[HPforGrownups] Re: Bathroom Scene - A Different Perspective.
Marion Ros
mros at xs4all.nl
Tue Feb 20 22:13:00 UTC 2007
No: HPFGUIDX 165220
Carol:
>>The whole reason that civilized countries have copyright laws and
punishments for plagiarism is that intellectual dishonesty--taking
credit for someone else's work--is wrong. It's stealing ideas. Try
taking an essay from the Internet and presenting it to your English
professor as your own and see what happens.<<
Marion:
Even better: look at how the fans judge Lockhart. Look how Harry and Ron judge Lockhart.
Lockhart took the achievements of other wizards and presented them as his own for his own personal glory and financial gain (he published books and sold them in great quantities - especially since the students of Hogwarts had to buy at least five of his books each in the year he was teaching *ka-ching!*)
When a child (Ginny) is endangered and Lockhart has to chose being either unmasked as a cheat or overcoming his own foibles and trying to own up and help, he chooses to continue to cheat, trying to obliviate Harry and Ron. Alas for him, his spell backfires and he obliviates himself. Fandom went, "serves him right, that's what happens to lying cheats! If he had the courage to own up to his cheating, arose above his own limitations and tried to help Ginny we would forgive him for being a pompous cheat, but he cares more for his reputation than the life of a child, so serves him right, so there!"
And frankly, who would blame them for thinking so.
Harry, in HBP, took the achievements of the Halfblood Prince and presented them as his own for his own personal glory (well, the praise of his teacher) and personal gain (the Felix potion). When he harms another child (the child nearly dies) he is far more concerned with being unmasked as a cheat and losing his ill-got possesions than he is concerned with the fact that a child might have died as a result.
So, when he is unmasked as a cheat and a lying and gets punished for it, do (some) fans cry, as they did with Lockhart, "serves him right that he got detention, he cheated all year, won a prize for a potion he wouldn't have had the faintest notion how to make without cheating and when a child is harmed, he is more concerned with saving face and not losing his book with which he cheated than with the fact that he nearly killed another child"?
No, of course not. It's *Harry* doing the cheating, after all, and he's their *hero*.
Now, Bart said: >>Traditionally, a hero is not a person without flaws; it is a normally flawed human being who manages to, in spite of these flaws, accomplish great and good things <<
and he is right about this, of course. But alas for him, this sentiment misses the point where Harry is concerned.
Usually, in childrens' stories (and quite a few adult stories as well) the flawed hero does not even know he's flawed, until he finds the flaw in others, condemns it, recognises that he posesses the same flaw and does something about it.

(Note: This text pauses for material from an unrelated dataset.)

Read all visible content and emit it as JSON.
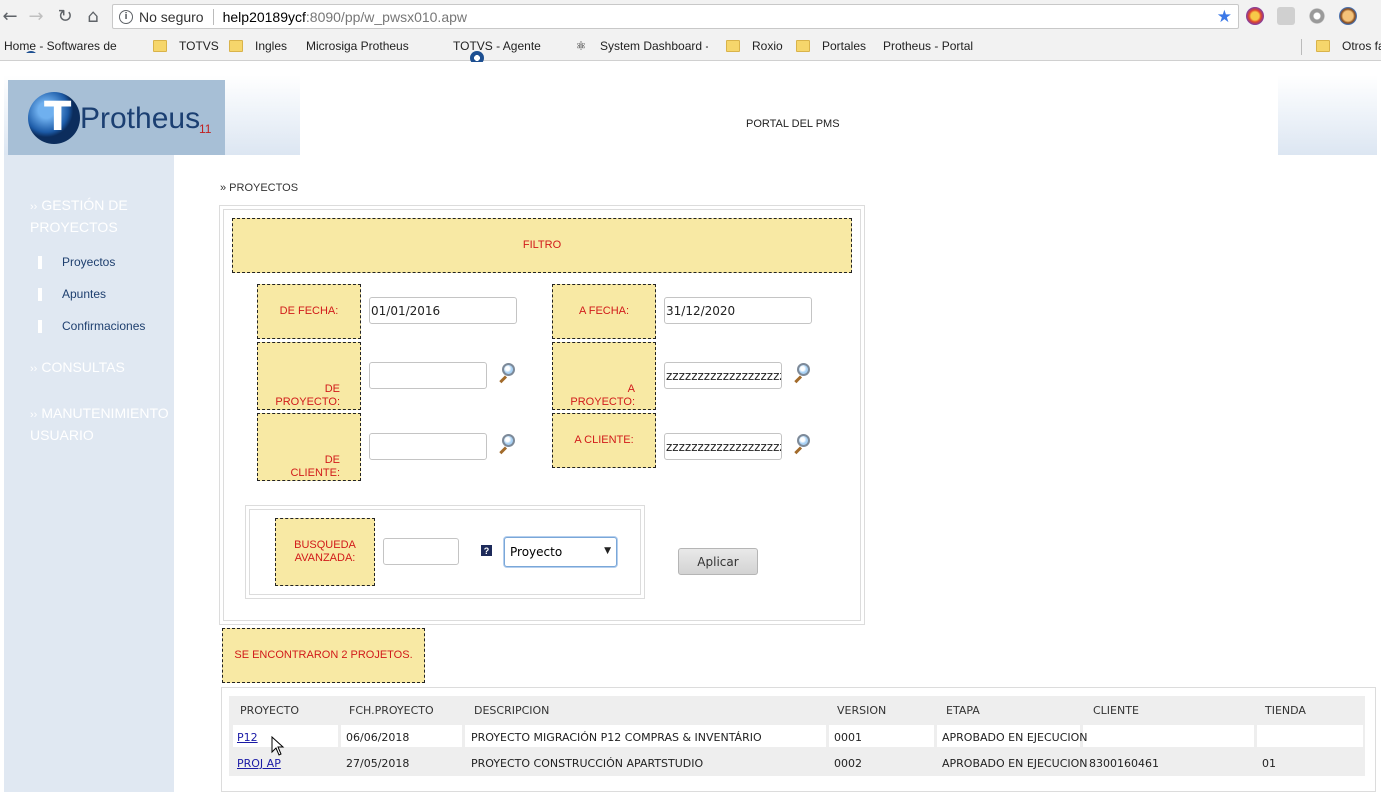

Harry condemns Lockhart for being the lying cheating son-of-a-witch that he is, yet when lies and cheats and tries to fob off other people's hard work as his own, *just as Lockhart did*, he does not even reflect on this.
This is worrying, to say the least.
Some of the fans on this list try to wiggle out of this uncomfortable dilemma by claiming that a goody two shoes of a hero is no fun hero, or that Harry was perfectly justified cheating because it was payback for having such a mean teacher all those years (and what would be the payback for the 'mean teacher' for having such a cheeky, always anwering back, always opnely challinging his authority student, I wonder?) or even that it was okay for Harry to use the Prince's notes because it's okay to use an advantage others don't have (it's just as okay for Lockhart to use other wizards accomplishments because Lockhart is very good at obliviating said wizards. Hey, if you've got a talent, it's okay to use it illegally for personal gain, right?)
Sorry, I don't buy that. There's a word for people who condemn a flaw in others whilst ignoring it or even nurtering it in themselves; those kind of people are called 'hypocrites'.
I'm sorry, fans-who-believe-Harry's-flatulence-doesn't smell <gr>, but Harry might be a fascinating protagonist, but he's not in any way a hero as I interpret the term.